In several of these countries, Google’s results are simply inferior—or they were. In many cases, Google has improved the quality of results, but the early leader maintains the “first-mover advantage.” The brand recognition the Google competitors built when they did have a quality edge probably carries over into a perception of superior result quality now.
Aside from being the “first mover,” these five have adopted strategies that have come to shape their users’ expectations of search. One popular strategy among these five is combining the search franchise with a portal (just look at the start pages for Seznam, Yahoo Japan and Naver).

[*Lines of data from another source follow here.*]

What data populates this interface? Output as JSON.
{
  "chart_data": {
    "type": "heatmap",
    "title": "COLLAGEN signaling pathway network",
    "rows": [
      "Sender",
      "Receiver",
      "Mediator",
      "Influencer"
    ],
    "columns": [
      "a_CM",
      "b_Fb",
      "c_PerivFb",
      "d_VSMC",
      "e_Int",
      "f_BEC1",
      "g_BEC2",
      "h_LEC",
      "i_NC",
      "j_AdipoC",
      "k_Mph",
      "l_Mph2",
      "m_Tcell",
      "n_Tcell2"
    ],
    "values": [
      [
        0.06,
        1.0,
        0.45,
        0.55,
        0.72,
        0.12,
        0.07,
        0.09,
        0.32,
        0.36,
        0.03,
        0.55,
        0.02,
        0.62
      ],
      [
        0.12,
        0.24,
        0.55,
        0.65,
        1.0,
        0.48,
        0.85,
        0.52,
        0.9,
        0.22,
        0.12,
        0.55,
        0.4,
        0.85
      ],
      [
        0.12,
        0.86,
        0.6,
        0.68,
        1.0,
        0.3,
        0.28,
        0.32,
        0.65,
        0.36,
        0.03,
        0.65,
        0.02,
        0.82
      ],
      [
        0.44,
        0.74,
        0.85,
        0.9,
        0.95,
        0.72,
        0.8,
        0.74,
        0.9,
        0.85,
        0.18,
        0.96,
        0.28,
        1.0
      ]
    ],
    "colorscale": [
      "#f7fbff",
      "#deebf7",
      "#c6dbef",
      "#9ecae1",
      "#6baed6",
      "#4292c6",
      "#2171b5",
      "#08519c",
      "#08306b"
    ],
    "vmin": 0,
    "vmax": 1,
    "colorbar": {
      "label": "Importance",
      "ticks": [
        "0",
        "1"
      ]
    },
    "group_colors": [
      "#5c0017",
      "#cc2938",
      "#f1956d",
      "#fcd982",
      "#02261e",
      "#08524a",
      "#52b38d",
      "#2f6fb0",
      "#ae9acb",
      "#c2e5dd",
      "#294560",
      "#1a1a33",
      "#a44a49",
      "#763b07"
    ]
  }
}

Along with this is using strategies and formats best suited to their respective cultures. For example, the Korean structure for logical arguments is very different from the Western structure. An argument that might persuade a Westerner would come off as blunt, overbearing, inelegant and even rude in Korean, while a well-constructed Korean argument would leave a Westerner feeling unconvinced, as though the arguer had beaten around the bush. The logic structure isn’t limited to essays—it appears in everything down to newspaper articles and face-to-face interactions.

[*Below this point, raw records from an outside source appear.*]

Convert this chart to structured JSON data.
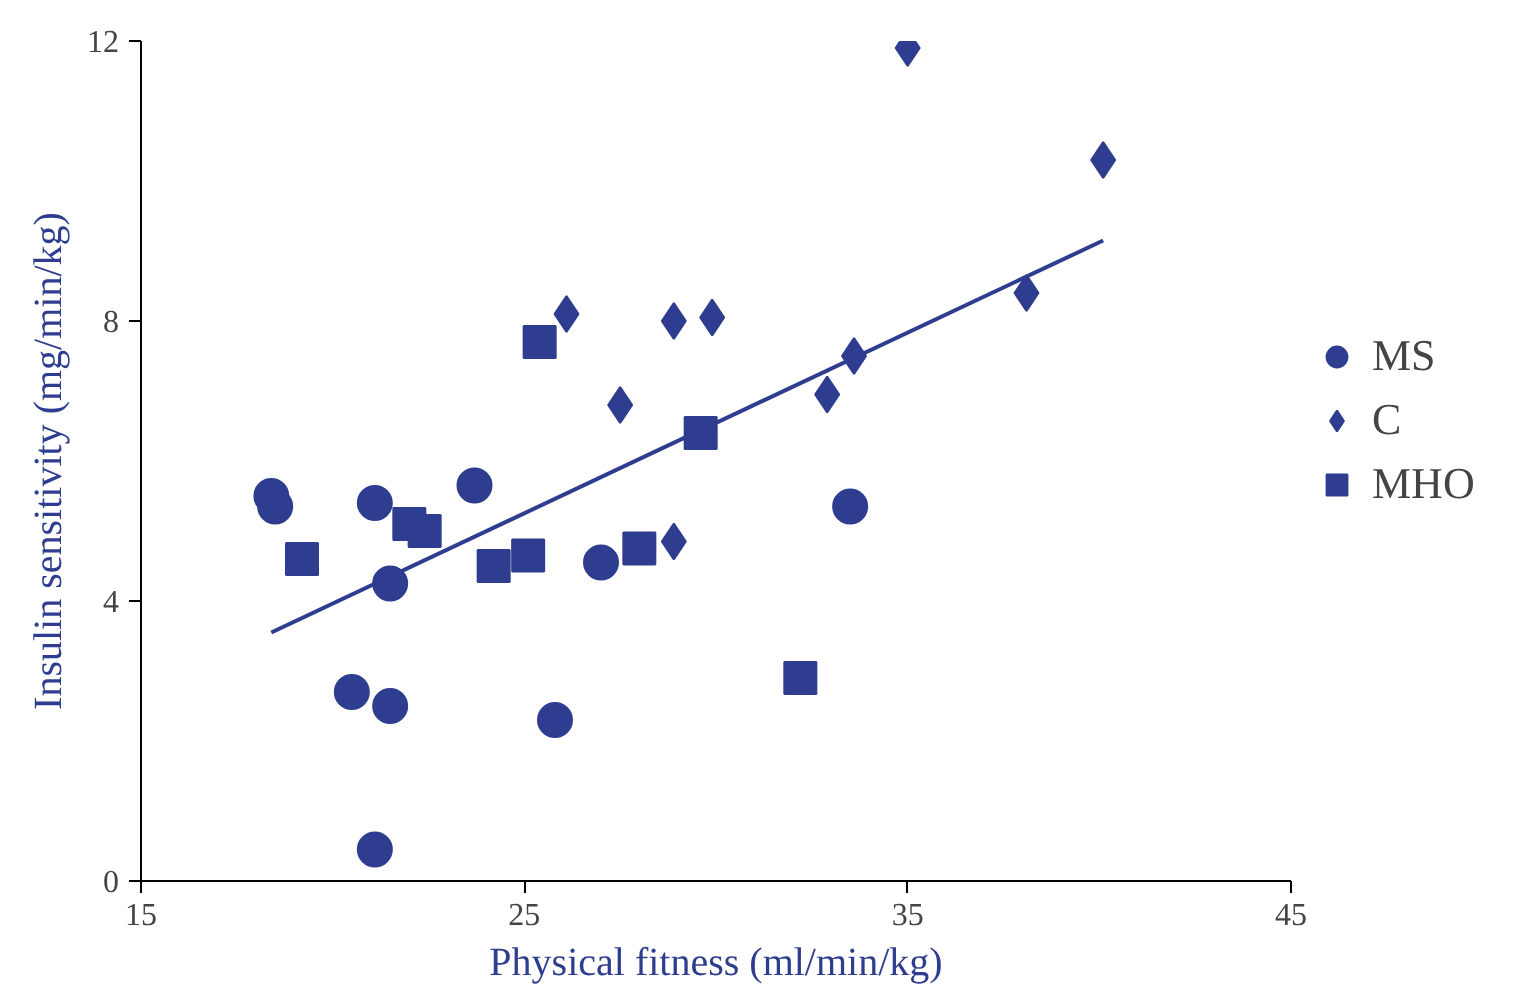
{
  "chart_data": {
    "type": "scatter",
    "xlabel": "Physical fitness (ml/min/kg)",
    "ylabel": "Insulin sensitivity (mg/min/kg)",
    "xlim": [
      15,
      45
    ],
    "ylim": [
      0,
      12
    ],
    "xticks": [
      15,
      25,
      35,
      45
    ],
    "yticks": [
      0,
      4,
      8,
      12
    ],
    "grid": false,
    "legend": "right",
    "series": [
      {
        "name": "MS",
        "color": "#2e3d8f",
        "marker": "circle",
        "x": [
          18.4,
          18.5,
          21.1,
          21.5,
          23.7,
          20.5,
          21.5,
          21.1,
          25.8,
          27.0,
          33.5
        ],
        "values": [
          5.5,
          5.35,
          5.4,
          4.25,
          5.65,
          2.7,
          2.5,
          0.45,
          2.3,
          4.55,
          5.35
        ]
      },
      {
        "name": "C",
        "color": "#2e3d8f",
        "marker": "diamond",
        "x": [
          26.1,
          27.5,
          28.9,
          29.9,
          28.9,
          32.9,
          33.6,
          35.0,
          38.1,
          40.1
        ],
        "values": [
          8.1,
          6.8,
          8.0,
          8.05,
          4.85,
          6.95,
          7.5,
          11.9,
          8.4,
          10.3
        ]
      },
      {
        "name": "MHO",
        "color": "#2e3d8f",
        "marker": "square",
        "x": [
          19.2,
          25.4,
          22.0,
          22.4,
          24.2,
          25.1,
          28.0,
          29.6,
          32.2
        ],
        "values": [
          4.6,
          7.7,
          5.1,
          5.0,
          4.5,
          4.65,
          4.75,
          6.4,
          2.9
        ]
      },
      {
        "type": "line",
        "color": "#2e3d8f",
        "marker": "none",
        "x": [
          18.4,
          40.1
        ],
        "values": [
          3.55,
          9.15
        ]
      }
    ]
  }
}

This cultural understanding of logic, of how information should be transmitted and received, must also greatly inform how users interact with a search engine—and it’s just one advantage to being local.
Other advantages to being the hometown team include a sense of pride or even nationalism in using an engine made right here in the fill-in-the-country—especially when said hometown team is beating the world champion.
And the home-field advantage is especially important in the much-coveted Chinese market. The Chinese government has a number of laws designed to make it difficult for foreign companies to compete. To a large extent, these laws are successful. Eric Schmidt told FT:
Because Baidu had such a head start largely because of the various bizarre laws that China has with respect to foreign media. It will take a while, but we will eventually do well there.
All of us should tell the Chinese that their local markets need to be open to foreign investment, they need not favour their local competitors.
Well, much as I don’t care for the Chinese government, it sounds like Schmidt needs the WAAAAAmbulance. It’s hard to sympathize with a company whose true feelings are probably better reflected by Mohammad Gawdat, Google’s head of the emerging markets in Europe, the Middle East and Africa:
It may take more time, but who cares? The rest of the world is doing really well.
What do you think? Will these five holdouts eventually succumb—and does it matter?